八咫鳥還想著將伊波也順手帶離這個是非之地,畢竟她從戰鬥打響開始,從領袖那裡接到的指令就是保護伊波,好歹要做到有始有終。
隻不過,等八咫鳥回過頭去,原本還在她身後的伊波已經不知在何時消失無蹤了。
小男孩伊波大概回歸了他原本的世界裡。
“走了,八咫鳥。應該是我剛才用了一次天之尾羽張的緣故,這裡變得不太穩定了。”
神穀川再度揮舞手裡的天之尾羽張,他身邊的那道空間罅隙,被羽張撕扯,又擴大了幾分。
先前那一刀,目的是要砍開大國主所構築的結界,隻不過眾人現在身處的所謂“永恒水穗國都”,是藏在磐長姬的身體裡的。
神穀川他們也是因為接近了被封存在巨大結晶石柱裡的磐長姬,才進入到這裡來。
所以水穗國都這片區域,本身也屬於一處特殊的“結界”。
使用天之尾羽張,對這裡的空間結構必然會造成影響。
不過,戰鬥已經結束,神穀川拿到了目前對他來說最為重要的大國主神骸骨,也是時候從這裡離開了。
……
隱裡·豐葦原·千秋長五百秋·水穗國。
在葦原國的地下,那片生長著數不清灰白晶石的黑暗森林中央。
巨大的,渦旋狀的罅隙撕裂開空間,像是黑暗之中猛然睜開的一道猙獰巨獸眼睛,無數黯淡的光點從這道罅隙之中噴湧出來,螢蟲一般四處飛散,將原本漆黑的森林照亮。
漫天的光點閃爍不斷,卻又不見熄滅,隻是持續不斷的沉沉浮浮,緊接著兩道人影從飛舞的光屑之中現身,輕巧落地。
神穀川將殘缺的天之尾羽張收起,緩緩舒一口氣。
他感受到了身體與精神雙重層麵的強烈疲倦感。
本來作為荒神,他不該如此“脆弱”,不過應該是大國主在戰鬥的最後利用天昭琴構築起來的那道結界的緣故,結界裡麵的時間流逝飛快,鬥轉星移。
相對應的,這一次探索開始到結束,現實裡的時間足足過去了半個月之久。
這就相當於神穀和手下式神們頂著高壓環境,不眠不休戰鬥了半個月。
頭昏腦漲是正常的。
現在除了最後參戰的烏天狗,剩餘的大家都需要好好休整一番。
神穀川強打起精神,凝起眼眸掃視身邊。他看到黑暗森林最中央那個封著磐長姬的灰白色水晶已經整個破裂開來,其中的神姬也終於顯露出來。
不過,真正的磐長姬隻剩下一身襤褸華服,以及一具腐朽的屍骸。
並且,從灰白晶石裡脫困後,祂的殘餘的屍骸就在緩慢化成灰燼消散。
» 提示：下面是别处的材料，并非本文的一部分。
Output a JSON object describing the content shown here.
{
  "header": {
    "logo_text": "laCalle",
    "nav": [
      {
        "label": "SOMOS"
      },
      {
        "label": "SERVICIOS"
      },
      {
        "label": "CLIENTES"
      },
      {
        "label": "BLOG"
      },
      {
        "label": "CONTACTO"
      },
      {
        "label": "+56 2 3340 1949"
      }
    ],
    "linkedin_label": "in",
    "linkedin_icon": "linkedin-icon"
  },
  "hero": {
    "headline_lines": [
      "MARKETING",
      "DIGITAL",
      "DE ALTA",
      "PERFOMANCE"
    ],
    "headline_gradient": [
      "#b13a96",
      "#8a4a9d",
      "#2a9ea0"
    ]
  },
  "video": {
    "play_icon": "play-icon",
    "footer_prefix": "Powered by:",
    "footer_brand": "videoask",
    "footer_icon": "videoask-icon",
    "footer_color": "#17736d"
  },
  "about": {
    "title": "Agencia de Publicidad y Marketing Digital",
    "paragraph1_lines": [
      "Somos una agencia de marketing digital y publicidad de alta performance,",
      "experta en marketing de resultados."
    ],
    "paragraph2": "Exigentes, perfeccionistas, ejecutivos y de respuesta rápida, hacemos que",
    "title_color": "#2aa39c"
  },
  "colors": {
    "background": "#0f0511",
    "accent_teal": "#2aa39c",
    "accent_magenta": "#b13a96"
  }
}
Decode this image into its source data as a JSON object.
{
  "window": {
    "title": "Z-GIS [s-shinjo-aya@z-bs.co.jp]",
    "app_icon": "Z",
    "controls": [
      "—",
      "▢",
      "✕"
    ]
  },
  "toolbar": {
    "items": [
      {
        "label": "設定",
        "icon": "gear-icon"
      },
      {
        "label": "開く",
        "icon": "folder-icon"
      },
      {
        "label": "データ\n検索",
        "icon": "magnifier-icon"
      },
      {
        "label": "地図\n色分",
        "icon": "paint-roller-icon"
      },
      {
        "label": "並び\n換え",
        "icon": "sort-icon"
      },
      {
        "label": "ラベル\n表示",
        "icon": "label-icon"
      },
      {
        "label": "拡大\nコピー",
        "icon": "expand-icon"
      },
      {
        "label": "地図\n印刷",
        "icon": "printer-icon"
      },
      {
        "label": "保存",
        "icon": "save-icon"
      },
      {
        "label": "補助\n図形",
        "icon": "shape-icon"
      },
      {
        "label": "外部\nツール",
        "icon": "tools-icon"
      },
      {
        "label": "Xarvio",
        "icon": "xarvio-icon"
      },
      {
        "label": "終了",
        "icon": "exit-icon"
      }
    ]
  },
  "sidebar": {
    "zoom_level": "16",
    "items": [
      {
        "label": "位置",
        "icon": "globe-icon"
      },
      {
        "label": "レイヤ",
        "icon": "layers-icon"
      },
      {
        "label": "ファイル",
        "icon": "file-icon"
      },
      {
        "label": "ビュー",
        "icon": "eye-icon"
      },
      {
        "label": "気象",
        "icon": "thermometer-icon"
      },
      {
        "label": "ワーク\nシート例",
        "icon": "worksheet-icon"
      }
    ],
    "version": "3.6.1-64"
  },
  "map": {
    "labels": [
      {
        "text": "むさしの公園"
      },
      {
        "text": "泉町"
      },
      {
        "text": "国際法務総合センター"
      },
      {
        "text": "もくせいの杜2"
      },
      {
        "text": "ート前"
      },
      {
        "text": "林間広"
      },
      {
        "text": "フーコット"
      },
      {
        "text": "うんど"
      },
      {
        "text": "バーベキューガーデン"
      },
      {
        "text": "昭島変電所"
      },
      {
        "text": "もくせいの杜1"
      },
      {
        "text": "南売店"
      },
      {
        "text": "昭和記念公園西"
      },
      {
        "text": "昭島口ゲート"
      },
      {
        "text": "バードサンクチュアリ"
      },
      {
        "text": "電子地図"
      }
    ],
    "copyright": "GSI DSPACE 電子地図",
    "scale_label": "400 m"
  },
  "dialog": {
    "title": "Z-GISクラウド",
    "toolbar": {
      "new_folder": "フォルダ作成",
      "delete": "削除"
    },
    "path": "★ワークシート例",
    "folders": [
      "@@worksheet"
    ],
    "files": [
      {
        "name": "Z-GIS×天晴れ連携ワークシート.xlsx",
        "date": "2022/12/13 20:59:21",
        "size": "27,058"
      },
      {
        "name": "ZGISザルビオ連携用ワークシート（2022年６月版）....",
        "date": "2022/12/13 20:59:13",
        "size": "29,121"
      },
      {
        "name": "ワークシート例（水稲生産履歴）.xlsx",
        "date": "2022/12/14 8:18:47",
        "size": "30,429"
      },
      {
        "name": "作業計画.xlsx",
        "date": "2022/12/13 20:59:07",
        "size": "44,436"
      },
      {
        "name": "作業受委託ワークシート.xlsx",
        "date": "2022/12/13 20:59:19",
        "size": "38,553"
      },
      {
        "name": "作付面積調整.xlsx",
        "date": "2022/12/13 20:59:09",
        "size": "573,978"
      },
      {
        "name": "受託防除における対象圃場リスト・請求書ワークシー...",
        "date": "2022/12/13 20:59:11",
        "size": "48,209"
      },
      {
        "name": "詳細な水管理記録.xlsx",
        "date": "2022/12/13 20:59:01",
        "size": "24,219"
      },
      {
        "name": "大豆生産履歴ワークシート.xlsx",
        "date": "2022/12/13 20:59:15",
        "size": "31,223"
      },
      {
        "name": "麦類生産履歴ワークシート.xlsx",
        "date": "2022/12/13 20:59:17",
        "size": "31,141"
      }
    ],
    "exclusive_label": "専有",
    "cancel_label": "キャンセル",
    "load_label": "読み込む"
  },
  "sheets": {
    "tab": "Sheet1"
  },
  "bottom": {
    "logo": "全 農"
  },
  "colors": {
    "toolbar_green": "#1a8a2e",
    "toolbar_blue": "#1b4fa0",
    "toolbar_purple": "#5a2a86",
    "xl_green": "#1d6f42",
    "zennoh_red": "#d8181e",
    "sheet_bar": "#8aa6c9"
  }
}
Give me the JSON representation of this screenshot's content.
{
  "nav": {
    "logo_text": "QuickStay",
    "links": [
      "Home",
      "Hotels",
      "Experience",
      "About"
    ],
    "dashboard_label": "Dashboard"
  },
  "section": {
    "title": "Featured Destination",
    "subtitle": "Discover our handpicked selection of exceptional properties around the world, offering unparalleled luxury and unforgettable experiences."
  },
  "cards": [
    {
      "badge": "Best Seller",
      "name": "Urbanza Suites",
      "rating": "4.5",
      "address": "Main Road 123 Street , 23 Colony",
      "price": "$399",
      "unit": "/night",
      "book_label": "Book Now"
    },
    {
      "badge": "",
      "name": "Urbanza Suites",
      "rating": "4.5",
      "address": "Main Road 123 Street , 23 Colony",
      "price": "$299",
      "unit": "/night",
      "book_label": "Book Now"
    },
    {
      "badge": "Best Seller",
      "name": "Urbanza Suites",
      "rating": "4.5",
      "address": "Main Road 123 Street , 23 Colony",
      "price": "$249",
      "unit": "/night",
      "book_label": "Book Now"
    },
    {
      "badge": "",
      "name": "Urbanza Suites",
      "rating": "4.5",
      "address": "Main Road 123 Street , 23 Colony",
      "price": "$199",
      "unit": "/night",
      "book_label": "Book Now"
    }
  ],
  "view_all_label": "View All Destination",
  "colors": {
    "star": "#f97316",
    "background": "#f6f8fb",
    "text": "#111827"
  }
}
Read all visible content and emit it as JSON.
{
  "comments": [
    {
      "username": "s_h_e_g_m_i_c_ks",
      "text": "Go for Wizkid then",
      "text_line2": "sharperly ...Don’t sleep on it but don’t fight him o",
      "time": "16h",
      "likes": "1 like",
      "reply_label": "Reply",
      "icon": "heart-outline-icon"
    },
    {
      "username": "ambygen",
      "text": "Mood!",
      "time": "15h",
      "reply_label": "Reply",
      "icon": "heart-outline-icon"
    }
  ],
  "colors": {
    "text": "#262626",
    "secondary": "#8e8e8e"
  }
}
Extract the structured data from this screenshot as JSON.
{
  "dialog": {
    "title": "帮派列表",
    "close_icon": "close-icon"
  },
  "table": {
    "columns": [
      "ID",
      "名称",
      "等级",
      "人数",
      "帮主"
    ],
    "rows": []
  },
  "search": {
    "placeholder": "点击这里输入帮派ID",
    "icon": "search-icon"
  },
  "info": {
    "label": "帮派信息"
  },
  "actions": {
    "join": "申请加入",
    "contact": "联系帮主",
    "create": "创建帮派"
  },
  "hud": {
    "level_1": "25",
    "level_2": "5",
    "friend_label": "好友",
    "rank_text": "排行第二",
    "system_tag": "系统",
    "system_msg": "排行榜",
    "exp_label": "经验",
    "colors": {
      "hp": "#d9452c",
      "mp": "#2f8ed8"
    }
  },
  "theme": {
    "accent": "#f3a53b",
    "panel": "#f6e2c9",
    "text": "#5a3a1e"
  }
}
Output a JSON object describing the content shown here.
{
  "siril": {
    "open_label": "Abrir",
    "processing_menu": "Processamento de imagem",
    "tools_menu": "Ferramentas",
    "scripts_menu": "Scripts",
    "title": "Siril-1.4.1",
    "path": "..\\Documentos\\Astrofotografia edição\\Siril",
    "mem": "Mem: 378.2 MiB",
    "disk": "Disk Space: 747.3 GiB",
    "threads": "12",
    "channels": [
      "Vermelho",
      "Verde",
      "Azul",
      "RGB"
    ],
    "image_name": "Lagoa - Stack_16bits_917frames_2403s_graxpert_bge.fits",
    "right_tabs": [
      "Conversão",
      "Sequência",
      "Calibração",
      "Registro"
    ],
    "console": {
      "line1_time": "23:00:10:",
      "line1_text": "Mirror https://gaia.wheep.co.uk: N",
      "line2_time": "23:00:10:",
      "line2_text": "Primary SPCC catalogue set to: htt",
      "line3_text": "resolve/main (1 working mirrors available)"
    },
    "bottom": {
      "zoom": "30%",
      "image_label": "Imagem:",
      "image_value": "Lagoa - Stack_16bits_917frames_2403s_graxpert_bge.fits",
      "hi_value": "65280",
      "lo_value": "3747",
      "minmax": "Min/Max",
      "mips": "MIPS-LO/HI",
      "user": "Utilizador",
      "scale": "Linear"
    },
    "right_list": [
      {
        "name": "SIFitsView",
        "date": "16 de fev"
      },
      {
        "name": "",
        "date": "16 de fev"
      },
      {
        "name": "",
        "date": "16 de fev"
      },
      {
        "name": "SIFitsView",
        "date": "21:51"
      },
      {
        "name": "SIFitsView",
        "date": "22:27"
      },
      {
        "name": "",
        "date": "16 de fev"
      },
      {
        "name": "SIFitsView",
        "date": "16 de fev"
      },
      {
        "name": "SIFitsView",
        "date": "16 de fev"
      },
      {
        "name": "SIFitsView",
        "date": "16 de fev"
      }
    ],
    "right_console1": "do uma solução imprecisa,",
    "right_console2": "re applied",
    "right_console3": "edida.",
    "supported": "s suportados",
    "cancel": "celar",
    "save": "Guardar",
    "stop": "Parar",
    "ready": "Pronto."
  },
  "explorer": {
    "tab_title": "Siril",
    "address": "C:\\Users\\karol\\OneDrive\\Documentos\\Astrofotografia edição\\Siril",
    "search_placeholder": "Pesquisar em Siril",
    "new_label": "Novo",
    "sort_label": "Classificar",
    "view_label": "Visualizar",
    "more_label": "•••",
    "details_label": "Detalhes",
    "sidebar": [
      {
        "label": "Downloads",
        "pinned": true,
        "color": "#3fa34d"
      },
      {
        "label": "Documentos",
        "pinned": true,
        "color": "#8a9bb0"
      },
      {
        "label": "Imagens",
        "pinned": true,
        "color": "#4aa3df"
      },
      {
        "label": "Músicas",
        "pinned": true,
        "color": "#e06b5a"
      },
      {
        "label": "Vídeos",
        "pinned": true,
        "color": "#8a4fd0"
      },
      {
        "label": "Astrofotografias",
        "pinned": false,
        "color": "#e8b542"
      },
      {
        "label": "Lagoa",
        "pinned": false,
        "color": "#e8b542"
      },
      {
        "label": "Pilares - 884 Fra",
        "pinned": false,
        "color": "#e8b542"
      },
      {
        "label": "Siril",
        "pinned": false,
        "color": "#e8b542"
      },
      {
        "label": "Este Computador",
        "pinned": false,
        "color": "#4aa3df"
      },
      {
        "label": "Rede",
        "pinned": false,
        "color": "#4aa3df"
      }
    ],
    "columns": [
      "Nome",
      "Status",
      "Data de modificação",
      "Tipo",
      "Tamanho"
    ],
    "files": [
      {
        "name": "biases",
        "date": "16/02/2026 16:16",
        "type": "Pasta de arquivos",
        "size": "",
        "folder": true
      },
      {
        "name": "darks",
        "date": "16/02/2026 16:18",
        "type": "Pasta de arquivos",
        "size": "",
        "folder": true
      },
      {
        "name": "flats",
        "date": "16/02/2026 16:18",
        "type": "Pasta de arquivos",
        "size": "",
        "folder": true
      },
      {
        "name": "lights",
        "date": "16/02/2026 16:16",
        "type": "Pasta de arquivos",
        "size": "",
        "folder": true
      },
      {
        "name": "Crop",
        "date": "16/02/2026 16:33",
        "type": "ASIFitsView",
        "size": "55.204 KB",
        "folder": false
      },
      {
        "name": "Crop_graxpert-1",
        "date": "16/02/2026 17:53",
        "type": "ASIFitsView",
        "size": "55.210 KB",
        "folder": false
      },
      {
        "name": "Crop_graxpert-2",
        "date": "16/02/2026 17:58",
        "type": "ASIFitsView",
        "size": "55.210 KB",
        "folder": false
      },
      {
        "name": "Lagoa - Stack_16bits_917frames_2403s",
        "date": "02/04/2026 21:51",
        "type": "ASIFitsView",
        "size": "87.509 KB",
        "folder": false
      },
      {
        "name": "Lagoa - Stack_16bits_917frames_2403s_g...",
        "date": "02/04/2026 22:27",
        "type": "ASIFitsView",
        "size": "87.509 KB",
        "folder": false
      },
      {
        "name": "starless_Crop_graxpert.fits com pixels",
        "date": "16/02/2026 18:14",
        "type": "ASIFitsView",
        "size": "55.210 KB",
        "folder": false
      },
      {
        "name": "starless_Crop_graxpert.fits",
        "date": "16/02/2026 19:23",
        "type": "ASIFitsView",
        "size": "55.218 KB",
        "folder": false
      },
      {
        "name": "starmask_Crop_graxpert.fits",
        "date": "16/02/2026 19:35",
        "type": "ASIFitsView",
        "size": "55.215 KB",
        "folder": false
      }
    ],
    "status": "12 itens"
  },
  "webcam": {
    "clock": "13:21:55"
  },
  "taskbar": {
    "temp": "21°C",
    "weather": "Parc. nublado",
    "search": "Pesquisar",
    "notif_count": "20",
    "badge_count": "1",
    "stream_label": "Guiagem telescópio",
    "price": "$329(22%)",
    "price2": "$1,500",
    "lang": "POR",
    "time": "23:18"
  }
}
隨著磐長姬的消散,周邊的那些灰白晶石進一步損毀,變作點點碎屑散進空氣裡,同那些飛浮的光點一同閃爍。
所謂的“永恒水穗國都”如今大概是徹底不複存在了。
吱呀——
幽藍色的提燈從八咫鳥寬大的袖口裡搖晃出來。
作為引渡亡魂的使者,八咫鳥出於“職業本能”安撫起磐長姬殘破的神魂意識,為這被封存了數千年的神姬送上了最後的臨終關懷。
磐長姬消散的過程之中,並未遺留下神骸骨。
也不知道是祂本來就沒有,還是說祂的神骨因為被大國主過度利用,所以完全損毀掉了。
雖說有點可惜,但就這樣吧。
塵歸塵,土歸土。
反正這次探索的收獲已經不小了。
如同磐石一般厚重的殘破魂靈,圍繞著幽藍的提燈兀自旋轉,緊接著消散不見。
沉重無聲的解脫,又帶點說不出的哀傷和安寧感。
“磐長姬在向你道謝。”
這片盤踞在地底空間的死寂森林裡,不斷有光點像是細小的浮遊生物一般上揚,那些高大光禿的樹冠,與潮濕泥土盤結在一起的錯亂樹根,在這一刻就都變得清晰可見起來。
八咫鳥靜立在一片靜謐舞動的光點之中,一身黑袍兀自無風自動,被兜帽遮掩的雙眸鎖定在神穀川的臉上。